Ben Sherwood is the author of the novel Charlie St. Cloud, the basis for the new movie starring Zaz Efron in the title role as a young man devastated by the loss of his brother. Ben, a journalist, and I spoke about switching from non-fiction to fiction and from a novel to a movie.
I want you to start by telling me about the geese! The title character spends a lot of time trying to shoo off a flock of geese who are occupying the cemetery where he is a caretaker. Where did that come from?
While researching the book, I spent a week as a grave-digger working in the Bronx, New York at Woodlawn Cemetery. I volunteered for the job and they were a little surprised but they put me to work. And I very quickly discovered that if you work in a cemetery, geese are your sworn enemy. When they fly through and land on the ponds or lakes and when they come and go, they make the place very dirty, and so they are the bane of the caretaker’s existence.
There’s very little that one can do that is legal to the geese. One just has to deal with it and live with it.
Charlie’s non-violent method for dealing with them says something about him. He bangs trash can lids to frighten them off.
He wouldn’t want to hurt even a goose.
Tell me about moving from non-fiction and writing as a journalist to writing fiction.
I’ve always been interested in story-telling, whether in journalism, television news, over the last 25 years or the last 15 years in fiction, it’s always been about telling a compelling story. So the shift or transition is pretty straightforward. I just have moved back and for and in and out of journalism a couple of times. I’ve been fortunate enough to be able go back and forth. But it’s all about finding different ways to tell different kinds of stories.

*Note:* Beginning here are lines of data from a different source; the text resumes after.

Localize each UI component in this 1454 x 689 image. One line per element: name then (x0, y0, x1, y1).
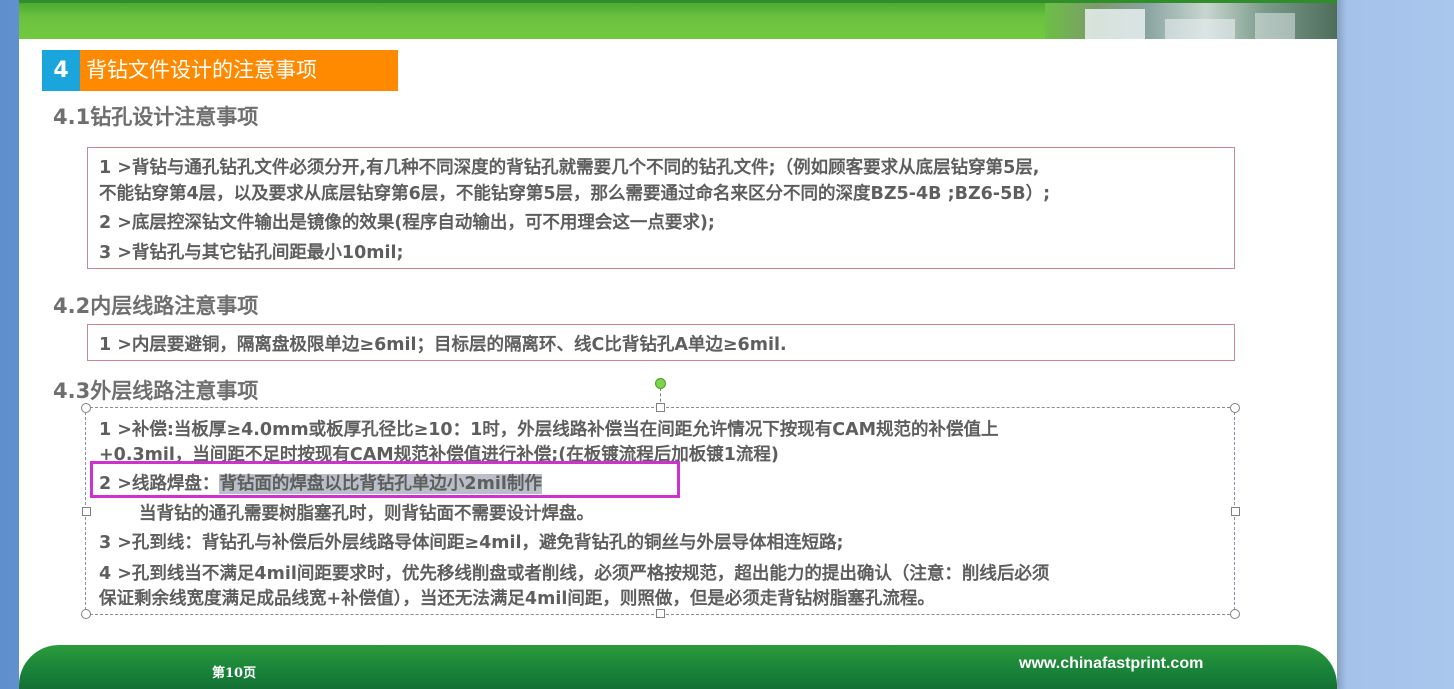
note-line: 3 >孔到线：背钻孔与补偿后外层线路导体间距≥4mil，避免背钻孔的铜丝与外层导… (99, 533, 844, 553)
slide-canvas[interactable]: 4 背钻文件设计的注意事项 4.1钻孔设计注意事项 1 >背钻与通孔钻孔文件必须… (19, 0, 1337, 689)
building-shape (1165, 19, 1235, 39)
note-line: 1 >补偿:当板厚≥4.0mm或板厚孔径比≥10：1时，外层线路补偿当在间距允许… (99, 420, 999, 440)
window-edge-shadow (1337, 0, 1347, 689)
section-number: 4 (42, 50, 80, 91)
resize-handle-bottom[interactable] (656, 609, 665, 618)
focus-highlight-box (90, 461, 680, 498)
subsection-heading-4-2[interactable]: 4.2内层线路注意事项 (53, 290, 258, 320)
subsection-heading-4-3[interactable]: 4.3外层线路注意事项 (53, 375, 258, 405)
resize-handle-right[interactable] (1231, 507, 1240, 516)
section-title-text: 背钻文件设计的注意事项 (80, 50, 398, 91)
note-line: 不能钻穿第4层，以及要求从底层钻穿第6层，不能钻穿第5层，那么需要通过命名来区分… (99, 184, 1051, 204)
website-url: www.chinafastprint.com (1019, 655, 1204, 672)
note-line: 保证剩余线宽度满足成品线宽+补偿值），当还无法满足4mil间距，则照做，但是必须… (99, 589, 935, 609)
building-shape (1255, 13, 1295, 39)
note-line: 当背钻的通孔需要树脂塞孔时，则背钻面不需要设计焊盘。 (139, 504, 594, 524)
section-title[interactable]: 4 背钻文件设计的注意事项 (42, 50, 398, 91)
header-banner (19, 0, 1337, 39)
resize-handle-top-left[interactable] (81, 403, 91, 413)
subsection-heading-4-1[interactable]: 4.1钻孔设计注意事项 (53, 101, 258, 131)
note-line: 3 >背钻孔与其它钻孔间距最小10mil; (99, 243, 404, 263)
resize-handle-bottom-right[interactable] (1230, 609, 1240, 619)
header-building-photo (1045, 3, 1337, 39)
resize-handle-left[interactable] (82, 507, 91, 516)
note-line: 2 >底层控深钻文件输出是镜像的效果(程序自动输出，可不用理会这一点要求); (99, 213, 715, 233)
rotate-handle[interactable] (655, 378, 666, 389)
resize-handle-top-right[interactable] (1230, 403, 1240, 413)
page-number: 第10页 (212, 666, 257, 681)
resize-handle-bottom-left[interactable] (81, 609, 91, 619)
note-line: 1 >内层要避铜，隔离盘极限单边≥6mil；目标层的隔离环、线C比背钻孔A单边≥… (99, 335, 787, 355)
resize-handle-top[interactable] (656, 403, 665, 412)
note-line: 4 >孔到线当不满足4mil间距要求时，优先移线削盘或者削线，必须严格按规范，超… (99, 564, 1050, 584)
building-shape (1085, 9, 1145, 39)
note-line: 1 >背钻与通孔钻孔文件必须分开,有几种不同深度的背钻孔就需要几个不同的钻孔文件… (99, 158, 1040, 178)
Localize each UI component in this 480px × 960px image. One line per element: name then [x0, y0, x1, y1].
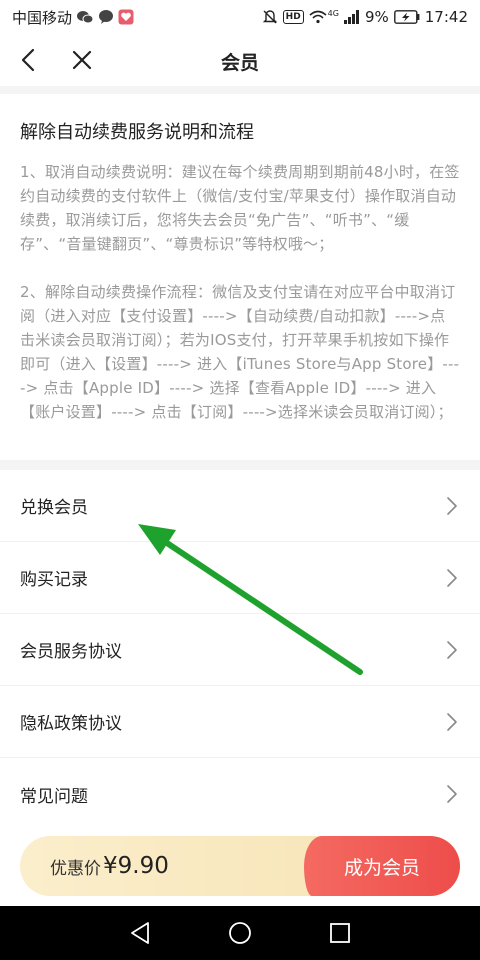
- clock-time: 17:42: [424, 8, 468, 26]
- battery-icon: [393, 10, 420, 24]
- menu-item-purchase-history[interactable]: 购买记录: [0, 542, 480, 614]
- mute-icon: [262, 9, 278, 25]
- price-label: 优惠价: [50, 858, 101, 879]
- page-title: 会员: [220, 52, 259, 74]
- wechat-icon: [76, 9, 94, 25]
- member-menu: 兑换会员 购买记录 会员服务协议 隐私政策协议 常见问题: [0, 470, 480, 830]
- become-member-button[interactable]: 成为会员: [304, 836, 460, 896]
- menu-item-label: 会员服务协议: [20, 642, 122, 662]
- menu-item-redeem[interactable]: 兑换会员: [0, 470, 480, 542]
- purchase-pill: 优惠价 ¥9.90 成为会员: [20, 836, 460, 896]
- price-value: ¥9.90: [103, 853, 169, 879]
- purchase-bar: 优惠价 ¥9.90 成为会员: [0, 826, 480, 906]
- app-badge-icon: [118, 9, 134, 25]
- home-circle-icon[interactable]: [220, 913, 260, 953]
- signal-icon: [343, 10, 360, 24]
- section-divider: [0, 460, 480, 470]
- recents-square-icon[interactable]: [320, 913, 360, 953]
- menu-item-service-agreement[interactable]: 会员服务协议: [0, 614, 480, 686]
- info-paragraph-steps: 2、解除自动续费操作流程：微信及支付宝请在对应平台中取消订阅（进入对应【支付设置…: [20, 283, 460, 421]
- battery-percent: 9%: [364, 8, 389, 26]
- chevron-right-icon: [444, 710, 460, 734]
- wifi-icon: [309, 10, 327, 24]
- header-divider: [0, 86, 480, 94]
- hd-badge: HD: [282, 10, 304, 24]
- menu-item-privacy-policy[interactable]: 隐私政策协议: [0, 686, 480, 758]
- back-triangle-icon[interactable]: [120, 913, 160, 953]
- chat-bubble-icon: [98, 9, 114, 25]
- carrier-name: 中国移动: [12, 8, 73, 27]
- page-header: 会员: [0, 34, 480, 86]
- auto-renew-info: 解除自动续费服务说明和流程 1、取消自动续费说明：建议在每个续费周期到期前48小…: [0, 94, 480, 460]
- system-nav-bar: [0, 906, 480, 960]
- menu-item-label: 购买记录: [20, 570, 88, 590]
- chevron-right-icon: [444, 782, 460, 806]
- menu-item-label: 兑换会员: [20, 498, 88, 518]
- menu-item-label: 常见问题: [20, 786, 88, 807]
- chevron-right-icon: [444, 566, 460, 590]
- chevron-right-icon: [444, 638, 460, 662]
- network-type: 4G: [327, 8, 339, 18]
- info-paragraph-cancel: 1、取消自动续费说明：建议在每个续费周期到期前48小时，在签约自动续费的支付软件…: [20, 163, 460, 253]
- info-title: 解除自动续费服务说明和流程: [20, 122, 254, 143]
- status-bar: 中国移动 HD 4G 9% 17:42: [0, 0, 480, 34]
- chevron-right-icon: [444, 494, 460, 518]
- menu-item-faq[interactable]: 常见问题: [0, 758, 480, 830]
- menu-item-label: 隐私政策协议: [20, 714, 122, 734]
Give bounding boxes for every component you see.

Have you ever seen a ghost?
I have never seen a ghost but in working in that cemetery in the Bronx and in some of my travels to cemeteries around the world and thinking about the way the world works, I’ve often wondered about what happens when those cemetery gates close at night about about the unseen world around us. While I have not had any direct or personal experience with that other world I am fascinated by it and I wonder what surrounds us, what is that unseen world and how does it work, how does it interact with the world in front of us.
The movie lets you make up your mind about whether what we see is happening or whether it is just a manifestation of Charlie’s internal journey through grief and loss.
In the book, it’s a very real world, this unseen world, and it’s very detailed. In the film, they film-makers chose to make it more ambiguous and leave open the possibility that it is happening entirely inside Charlie’s head. For me, I was interested in trying to describe it in as much detail as possible, trying to make it as realistic as possible. It’s all imaginary, of course. If I really knew how it worked I’d be in a different business.
I liked the contrast in the movie between the dynamism and vigor of the opening scene at the sailboat race and the more static scenes set in the graveyard.
The screenwriters came up with a lot of those idea. I give credit to them for introducing the idea of a lot of sailing at the beginning as a very dynamic and engaged way to show us the very active world Charlie was living in. The book starts off with one of the later scenes in the movie that takes you into the central tragedy, the death of Sam. But film is a visual medium and they want to make the screen come alive and pull you into an exciting world. They did a wonderful job of taking you into those sailing sequences so you feel like you are on the boat. Even if you’ve never sailed before you feel like you are right there leaning out over the water and getting splashed.
Did you work with the film-makers?
I had a variety of different conversations with the screenwriters over five years. I was not involved directly but I was regularly in touch with the producers. I feel like one of the luckiest writers around because the producer and writers really cared about the story and the source material while making a movie which is not a literal translation but an interpretation. Every step of the way I was in great hands and they took great care to include me.
Do you have a favorite ghost movie?
I have a very vivid memory of “Ghost,” not just for its dramatic impact but also its humor. One of the Universal executives who was a champion of this project from the start likened it to “Truly Madly Deeply,” which is one of her favorite films. I always welcome that comparison.
What are you working on now?
I wrote a non-fiction book called The Survivors Club: The Secrets and Science that Could Save Your Life, the secrets of the world’s most effective survivors, people who have survived all kinds of calamities and challenges, unemployment, foreclosure, mountain lion attacks, cancer, plane crashes. What have they got the rest of us don’t have and how can we get it? I am writing a new book that builds on some of those themes, and am planning a new novel, too.